Enfin, pour répondre à une question des deux rapporteurs spéciaux, j'indique que cette mission devra analyser les possibilités d'adapter le service public de l'équarrissage, par des expérimentations menées à l'échelle d'une zone ou d'une filière et concernant la collecte des animaux de ferme en relation avec les abatteurs. En effet, je préfère voir comment les choses fonctionnent au niveau expérimental, avant de les étendre au niveau national.

La mission mènera ses travaux en gardant pour objectif la nécessité de conserver une couverture nationale. J'insiste sur ce point, car seule celle-ci est garante de la sécurité sanitaire. La mission devra proposer la mise en place d'indicateurs, dans l'hypothèse où nous opterions pour une sectorisation, nous permettant de nous assurer que la gestion du risque sanitaire sera maîtrisée.

Nous disposerons, mesdames, messieurs les sénateurs, avant la fin du mois de janvier 2007, des premières conclusions opérationnelles, et je les transmettrai bien sûr immédiatement aux rapporteurs spéciaux, à la commission des finances et à la Haute Assemblée.

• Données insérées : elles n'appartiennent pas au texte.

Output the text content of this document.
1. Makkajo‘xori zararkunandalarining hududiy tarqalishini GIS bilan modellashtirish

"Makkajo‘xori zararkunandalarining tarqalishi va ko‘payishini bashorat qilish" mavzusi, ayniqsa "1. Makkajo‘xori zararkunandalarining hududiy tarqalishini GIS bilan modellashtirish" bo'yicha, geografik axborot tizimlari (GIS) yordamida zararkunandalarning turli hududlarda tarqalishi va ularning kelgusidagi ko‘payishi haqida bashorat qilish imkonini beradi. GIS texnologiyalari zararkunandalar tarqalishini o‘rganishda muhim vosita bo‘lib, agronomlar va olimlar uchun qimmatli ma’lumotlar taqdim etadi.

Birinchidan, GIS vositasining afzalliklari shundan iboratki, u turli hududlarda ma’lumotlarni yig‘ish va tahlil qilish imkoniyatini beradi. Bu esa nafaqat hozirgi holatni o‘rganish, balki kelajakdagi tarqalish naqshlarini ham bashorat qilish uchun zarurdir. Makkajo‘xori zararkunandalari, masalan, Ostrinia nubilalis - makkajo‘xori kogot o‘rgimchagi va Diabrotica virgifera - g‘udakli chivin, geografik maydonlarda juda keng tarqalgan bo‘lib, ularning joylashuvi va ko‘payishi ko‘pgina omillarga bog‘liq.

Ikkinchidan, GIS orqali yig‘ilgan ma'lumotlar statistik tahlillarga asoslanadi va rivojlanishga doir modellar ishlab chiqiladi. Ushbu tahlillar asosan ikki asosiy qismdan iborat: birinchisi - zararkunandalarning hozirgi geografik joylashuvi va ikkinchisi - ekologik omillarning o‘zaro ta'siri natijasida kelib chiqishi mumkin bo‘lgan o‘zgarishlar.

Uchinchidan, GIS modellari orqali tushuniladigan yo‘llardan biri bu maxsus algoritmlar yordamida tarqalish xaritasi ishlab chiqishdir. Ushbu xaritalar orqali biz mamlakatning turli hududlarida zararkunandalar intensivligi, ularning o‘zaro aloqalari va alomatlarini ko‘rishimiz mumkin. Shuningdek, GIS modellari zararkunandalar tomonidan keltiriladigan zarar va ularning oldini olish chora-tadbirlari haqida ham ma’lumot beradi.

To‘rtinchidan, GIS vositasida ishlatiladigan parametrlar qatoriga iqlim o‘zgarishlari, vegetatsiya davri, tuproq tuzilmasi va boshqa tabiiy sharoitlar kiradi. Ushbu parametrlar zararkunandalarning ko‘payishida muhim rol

En conclusion, cette réforme du service public de l'équarrissage engagée depuis 2004 a permis de redonner aux acteurs une maîtrise économique de ce dispositif, tout en préservant un service public quand celui-ci est nécessaire. L'État accompagne les filières dans cette mission, mais son objectif régalien, c'est le maintien du niveau de sécurité sanitaire.

Le Gouvernement français s'est battu, auprès de la Commission européenne, dans le cadre des contentieux, a encouragé au report en pied de facture de la taxe d'abattage et - ce n'est pas rien ! - participera cette année au financement du dispositif à hauteur de 60 millions d'euros.

Je crois que cette réforme, qui devra naturellement faire l'objet d'un bilan, a permis aux filières, en quelques mois, de bénéficier de gains substantiels. Nous devons introduire une étanchéité et une véritable transparence dans le financement de ce dispositif.

La forte concentration économique du secteur de l'équarrissage a été confortée par le régime des réquisitions. Bien évidemment, ce cadre juridique n'était pas du tout propice aux nouvelles initiatives privées.

Nous constatons également, a contrario, que l'appel d'offres européen pour inciter à une plus large concurrence a montré ses limites, puisqu'il est resté sans réponse.

Il nous faut donc maintenant travailler à de nouvelles solutions juridiques et techniques pour réduire cet oligopole. C'est l'objet du travail de la mission interministérielle. L'excellent rapport des rapporteurs spéciaux et du Sénat nous permettra certainement d'avancer dans cette direction.